Tekanan intraokular equivalen 100 mmHg, pada batas terendah dari
stress ekstensi pada sklera posterior ditemukan empat kali daripada bidang
anterior dan equator. Pada batas lebih tinggi sklera posterior kira-kira dua kali
lebih diperluas.Perbedaan tekanan diantara bidang sklera normal tampak
berhubungan dengan hilangnya luasnya serat sudut jala yang terlihat pada
sklera posterior. Struktur serat kolagen abnormal terlihat pada kulit pasien
dengan Ehlers-Danlos yang merupakan penyakit kalogen sistematik yang
berhubungan dengan miopia.
Vogt awalnya memperluas konsep bahwa miopia adalah hasil
ketidakharmonian pertumbuhan jaringan mata dimana pertumbuhan retina
yang berlebihan dengan bersamaan ketinggian perkembangan baik koroid
maupun sklera menghasilkan peregangan pasif jaringan.
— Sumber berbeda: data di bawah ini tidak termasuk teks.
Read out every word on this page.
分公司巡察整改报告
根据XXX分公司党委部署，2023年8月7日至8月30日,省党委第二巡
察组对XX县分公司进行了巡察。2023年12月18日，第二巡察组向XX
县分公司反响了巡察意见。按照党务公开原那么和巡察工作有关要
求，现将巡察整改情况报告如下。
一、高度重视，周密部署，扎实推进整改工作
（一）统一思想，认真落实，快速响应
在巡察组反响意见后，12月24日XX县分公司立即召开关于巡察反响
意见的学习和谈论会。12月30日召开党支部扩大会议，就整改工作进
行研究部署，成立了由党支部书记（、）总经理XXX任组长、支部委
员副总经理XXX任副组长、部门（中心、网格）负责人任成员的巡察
Meski alasan Vogt
pada umumnya tidak dapat diterima, telah diteliti ulang dalam hubungannya
dengan miopia bahwa pertumbuhan koroid dan pembentukan sklera dibawah
pengaruh epitel pigmen retina. Pandangan baru ini menyatakan bahwa epitel
pigmen abnormal menginduksi pembentukan koroid dan sklera subnormal.
Hal ini yang mungkin menimbulkan defek ektodermal–mesodermal umum
pada segmen posterior terutama zona oraekuatorial atau satu yang terlokalisir
pada daerah tertentu dari posterior mata, dimana dapat dilihat pada miopia
patologis (tipe stafiloma posterior).
2.2.6 Komplikasi
Komplikasi Miopia
adalah : 1. Ablasio retina
Resiko untuk terjadinya ablasio retina pada 0 sampai (- 4,75) D sekitar
1/6662.Sedangkan pada (- 5) sampai (-9,75) D risiko meningkat menjadi
1/1335.Lebih dari (-10) D risiko ini menjadi 1/148. Dengan kata lain
penambahan faktor risiko pada miopia lebih rendah tiga kali sedangkan
miopia tinggi meningkat menjadi 300 kali (Sidarta, 2003).
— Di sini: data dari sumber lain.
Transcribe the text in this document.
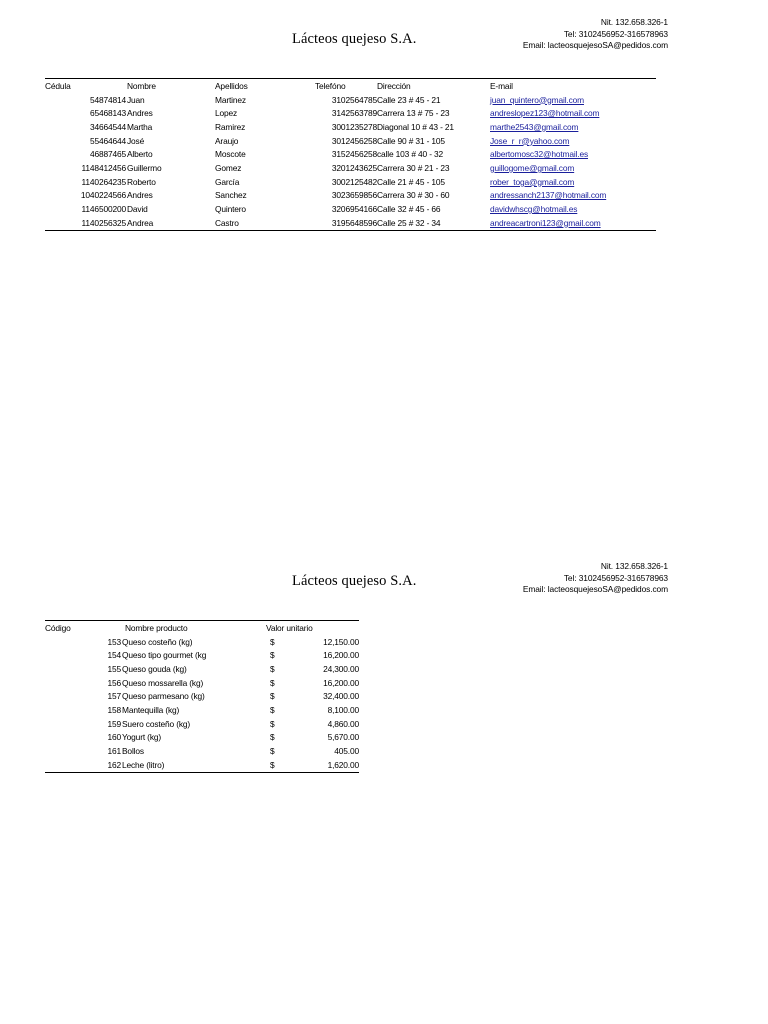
Lácteos quejeso S.A.
Nit. 132.658.326-1
Tel: 3102456952-316578963
Email: lacteosquejesoSA@pedidos.com
Cédula	Nombre	Apellidos	Telefóno	Dirección	E-mail
54874814	Juan	Martinez	3102564785	Calle 23 # 45 - 21	juan_quintero@gmail.com
65468143	Andres	Lopez	3142563789	Carrera 13 # 75 - 23	andreslopez123@hotmail.com
34664544	Martha	Ramirez	3001235278	Diagonal 10 # 43 - 21	marthe2543@gmail.com
55464644	José	Araujo	3012456258	Calle 90 # 31 - 105	Jose_r_r@yahoo.com
46887465	Alberto	Moscote	3152456258	calle 103 # 40 - 32	albertomosc32@hotmail.es
1148412456	Guillermo	Gomez	3201243625	Carrera 30 # 21 - 23	guillogome@gmail.com
1140264235	Roberto	García	3002125482	Calle 21 # 45 - 105	rober_toga@gmail.com
1040224566	Andres	Sanchez	3023659856	Carrera 30 # 30 - 60	andressanch2137@hotmail.com
1146500200	David	Quintero	3206954166	Calle 32 # 45 - 66	davidwhscg@hotmail.es
1140256325	Andrea	Castro	3195648596	Calle 25 # 32 - 34	andreacartroni123@gmail.com
Lácteos quejeso S.A.
Nit. 132.658.326-1
Tel: 3102456952-316578963
Email: lacteosquejesoSA@pedidos.com
Código	Nombre producto	Valor unitario	
153	Queso costeño (kg)	$	12,150.00
154	Queso tipo gourmet (kg	$	16,200.00
155	Queso gouda (kg)	$	24,300.00
156	Queso mossarella (kg)	$	16,200.00
157	Queso parmesano (kg)	$	32,400.00
158	Mantequilla (kg)	$	8,100.00
159	Suero costeño (kg)	$	4,860.00
160	Yogurt (kg)	$	5,670.00
161	Bollos	$	405.00
162	Leche (litro)	$	1,620.00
2. Vitreal Liquefaction dan Detachment
Badan vitreus yang berada di antara lensa dan retina mengandung 98% air
dan 2% serat kolagen yang seiring pertumbuhan usia akan mencair secara
perlahan-lahan, namun proses ini akan meningkat pada penderita miopia
tinggi. Halini berhubungan dengan hilangnya struktur normal kolagen. Pada
tahap awal, penderita akan melihat bayangan-bayangan kecil (floaters). Pada
keadaan lanjut, dapat terjadi kolaps badan viterus sehingga kehilangan kontak
dengan retina. Keadaan ini nantinya akan menimbulkan risiko untuk
terlepasnya retina dan menyebabkan kerusakan retina. Vitreus detachment
pada miopia tinggi terjadi karena luasnya volume yang harus diisi akibat
memanjangnya bola mata (Sidarta, 2003).
3. Miopik makulopati
Dapat terjadi penipisan koroid dan retina serta hilangnya pembuluh darah
kapiler pada mata yang berakibat atrofi sel-sel retina sehingga lapangan
pandang berkurang. Dapat juga terjadi perdarahan retina dan koroid yang bisa
menyebabkan berkurangnya lapangan pandang. Miopi vaskular koroid atau
degenerasi makular miopia juga merupakan konsekuensi dari degenerasi
makular normal dan ini disebabkan oleh pembuluh darah yang abnormal yang
tumbuh di bawah sentral retina (Sidarta, 2003).
4. Glaukoma
Risiko terjadinya glaukoma pada mata normal adalah 1,2%, pada miopia sedang 4,2%, dan pada
miopia tinggi 4,4%. Glaukoma pada miopia terjadi dikarenakan stres akomodasi dan konvergensi
serta kelainan struktur jaringan ikat penyambung pada trabekula (Sidarta, 2003).
5. Katarak
Lensa pada miopia kehilangan transparansi. Dilaporkan bahwa pada orang dengan miopia, onset
katarak muncul lebih cepat (Sidarta, 2003).